Rowling has been compared by some to Tolkien. Both novelists traffic in magical mayhem and fantastic creatures.
The Rowling books follow the charmed, and alarming, life of Harry Potter, a schoolboy whose parents were killed by the evil wizard Voldemort. In the first volume, published in 1997, Harry discovers that he's not like all the other kids. He discovers, for instance, that he can talk to snakes. He enrolls in the Hogwarts School of Wizardry and Witchcraft.
In "Prisoner," young Harry is spending his summer vacation with his adoptive -- and abusive -- family, the decidedly unmagical Dursleys. Once again he plays Quidditch, a supernatural form of polo that uses broomsticks. Dastardly Sirius Black, the most infamous prisoner ever incarcerated in Azkaban -- the wizards' prison -- escapes and goes after Harry. While eluding Black, Harry must also deal with the Dementors, Azkaban guards who rob people of their happiness.
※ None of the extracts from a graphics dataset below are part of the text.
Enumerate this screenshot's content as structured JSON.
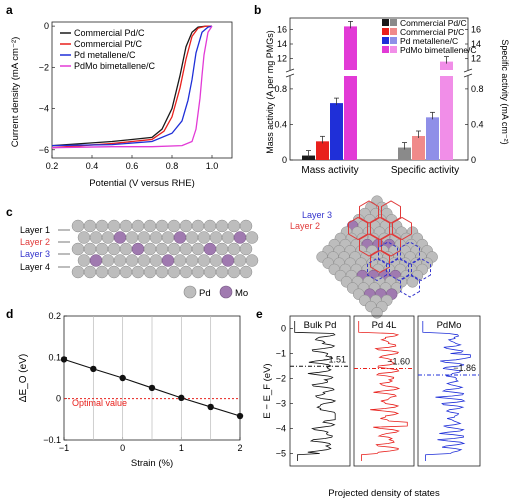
{
  "panels": {
    "a": "a",
    "b": "b",
    "c": "c",
    "d": "d",
    "e": "e"
  },
  "colors": {
    "black": "#1a1a1a",
    "red": "#e8201c",
    "blue": "#1f2fd8",
    "magenta": "#e23ad6",
    "grey_b": "#8a8a8a",
    "pink_b": "#f08a8a",
    "lblue_b": "#8f8fe8",
    "lmag_b": "#f18ee8",
    "layer_red": "#e03a3a",
    "layer_blue": "#3333cc",
    "dashed_red": "#ff2222"
  },
  "chart_data": [
    {
      "panel": "a",
      "type": "line",
      "xlabel": "Potential (V versus RHE)",
      "ylabel": "Current density (mA cm⁻²)",
      "xlim": [
        0.2,
        1.1
      ],
      "ylim": [
        -6.4,
        0.2
      ],
      "xticks": [
        "0.2",
        "0.4",
        "0.6",
        "0.8",
        "1.0"
      ],
      "yticks": [
        "0",
        "−2",
        "−4",
        "−6"
      ],
      "series": [
        {
          "name": "Commercial Pd/C",
          "color": "#1a1a1a",
          "x": [
            0.2,
            0.5,
            0.7,
            0.75,
            0.8,
            0.84,
            0.87,
            0.9,
            0.93,
            0.97,
            1.0
          ],
          "y": [
            -5.8,
            -5.6,
            -5.4,
            -5.0,
            -4.0,
            -2.4,
            -1.0,
            -0.3,
            -0.05,
            0,
            0
          ]
        },
        {
          "name": "Commercial Pt/C",
          "color": "#e8201c",
          "x": [
            0.2,
            0.5,
            0.7,
            0.76,
            0.8,
            0.84,
            0.87,
            0.9,
            0.93,
            0.97,
            1.0
          ],
          "y": [
            -5.9,
            -5.7,
            -5.5,
            -5.1,
            -4.4,
            -3.0,
            -1.6,
            -0.5,
            -0.1,
            0,
            0
          ]
        },
        {
          "name": "Pd metallene/C",
          "color": "#1f2fd8",
          "x": [
            0.2,
            0.5,
            0.7,
            0.8,
            0.85,
            0.88,
            0.9,
            0.92,
            0.95,
            0.98,
            1.0
          ],
          "y": [
            -5.8,
            -5.75,
            -5.6,
            -5.2,
            -4.6,
            -3.6,
            -2.6,
            -1.3,
            -0.3,
            -0.05,
            0
          ]
        },
        {
          "name": "PdMo bimetallene/C",
          "color": "#e23ad6",
          "x": [
            0.2,
            0.5,
            0.7,
            0.85,
            0.9,
            0.92,
            0.94,
            0.95,
            0.96,
            0.98,
            1.0
          ],
          "y": [
            -5.9,
            -5.85,
            -5.85,
            -5.8,
            -5.6,
            -5.0,
            -3.5,
            -2.4,
            -1.4,
            -0.3,
            0
          ]
        }
      ]
    },
    {
      "panel": "b",
      "type": "bar",
      "categories": [
        "Mass activity",
        "Specific activity"
      ],
      "ylabel_left": "Mass activity (A per mg PMGs)",
      "ylabel_right": "Specific activity (mA cm⁻²)",
      "yticks_lower": [
        "0",
        "0.4",
        "0.8"
      ],
      "yticks_upper": [
        "12",
        "14",
        "16"
      ],
      "legend": [
        "Commercial Pd/C",
        "Commercial Pt/C",
        "Pd metallene/C",
        "PdMo bimetallene/C"
      ],
      "series": [
        {
          "name": "Commercial Pd/C",
          "values": [
            0.05,
            0.14
          ]
        },
        {
          "name": "Commercial Pt/C",
          "values": [
            0.21,
            0.27
          ]
        },
        {
          "name": "Pd metallene/C",
          "values": [
            0.64,
            0.48
          ]
        },
        {
          "name": "PdMo bimetallene/C",
          "values": [
            16.4,
            11.6
          ]
        }
      ]
    },
    {
      "panel": "d",
      "type": "line",
      "xlabel": "Strain (%)",
      "ylabel": "ΔE_O (eV)",
      "xlim": [
        -1,
        2
      ],
      "ylim": [
        -0.1,
        0.2
      ],
      "xticks": [
        "−1",
        "0",
        "1",
        "2"
      ],
      "yticks": [
        "−0.1",
        "0",
        "0.1",
        "0.2"
      ],
      "x": [
        -1,
        -0.5,
        0,
        0.5,
        1,
        1.5,
        2
      ],
      "y": [
        0.095,
        0.072,
        0.05,
        0.026,
        0.002,
        -0.02,
        -0.042
      ],
      "optimal_label": "Optimal value",
      "optimal_value": 0
    },
    {
      "panel": "e",
      "type": "line",
      "xlabel": "Projected density of states",
      "ylabel": "E − E_F (eV)",
      "yticks": [
        "0",
        "−1",
        "−2",
        "−3",
        "−4",
        "−5"
      ],
      "titles": [
        "Bulk Pd",
        "Pd 4L",
        "PdMo"
      ],
      "centers": [
        "−1.51",
        "−1.60",
        "−1.86"
      ],
      "center_values": [
        -1.51,
        -1.6,
        -1.86
      ]
    }
  ],
  "legend_a": [
    "Commercial Pd/C",
    "Commercial Pt/C",
    "Pd metallene/C",
    "PdMo bimetallene/C"
  ],
  "panel_c": {
    "layers": [
      "Layer 1",
      "Layer 2",
      "Layer 3",
      "Layer 4"
    ],
    "legend": {
      "pd": "Pd",
      "mo": "Mo"
    },
    "top_labels": [
      "Layer 3",
      "Layer 2"
    ]
  }
}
The story of Potter's creator reads like one of her magical tales. Rowling, a graduate of Exeter University, a teacher and a divorced mother, was living on the dole in a small Edinburgh apartment with her baby daughter. She wrote the first book, "Harry Potter and the Philosopher's Stone," while her child napped. When the book was published in the United States, the word "Philosopher" in the title was changed to "Sorcerer."
"The idea that we could have a child who escapes from the confines of the adult world and goes somewhere where he has power, both literally and metaphorically, really appealed to me," Rowling says on the official Harry Potter Web site, at www.scholastic.com/harrypotter
The Scottish Arts Council provided Rowling with a grant so she could finish the first book. She sold it to Bloomsbury in England and to Scholastic Books in the United States. It won the British Book Awards Children's Book of the Year, and the Smarties Prize.
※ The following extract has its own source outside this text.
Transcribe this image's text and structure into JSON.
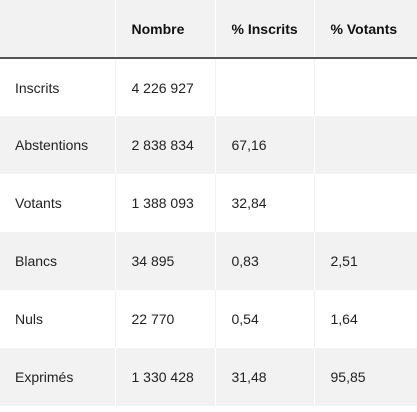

"I was very low, and I had to achieve something. Without the challenge, I would have gone stark, raving mad," she says on the Web site.
At Borders yesterday afternoon, some of the kids were near madness for the new book. And for the goodies. Wellock was overwhelmed by the success of the promotion. The trivia game went well. The children joined in her cheers for the book and the author. But she hadn't made nearly enough poster-board hats. And within a few minutes, she had run out of newts and wands. Cheese curls and M&M's were smashed on the floor.
Still, she proclaimed, "This is a great, wonderful crowd."
A mother beside her seconded the notion. "And look at all the boys!" the mom exclaimed.
On the top step of the amphitheater, smack in the middle of the madding crowd, 10-year-old Nora O'Malley of Vienna was oblivious to all of the noisy wizards and witches around her. She was quietly reading the book. Asked why she would rather read than join the Potter party, she said she had no idea what was going to happen to Harry. And she wanted to find out.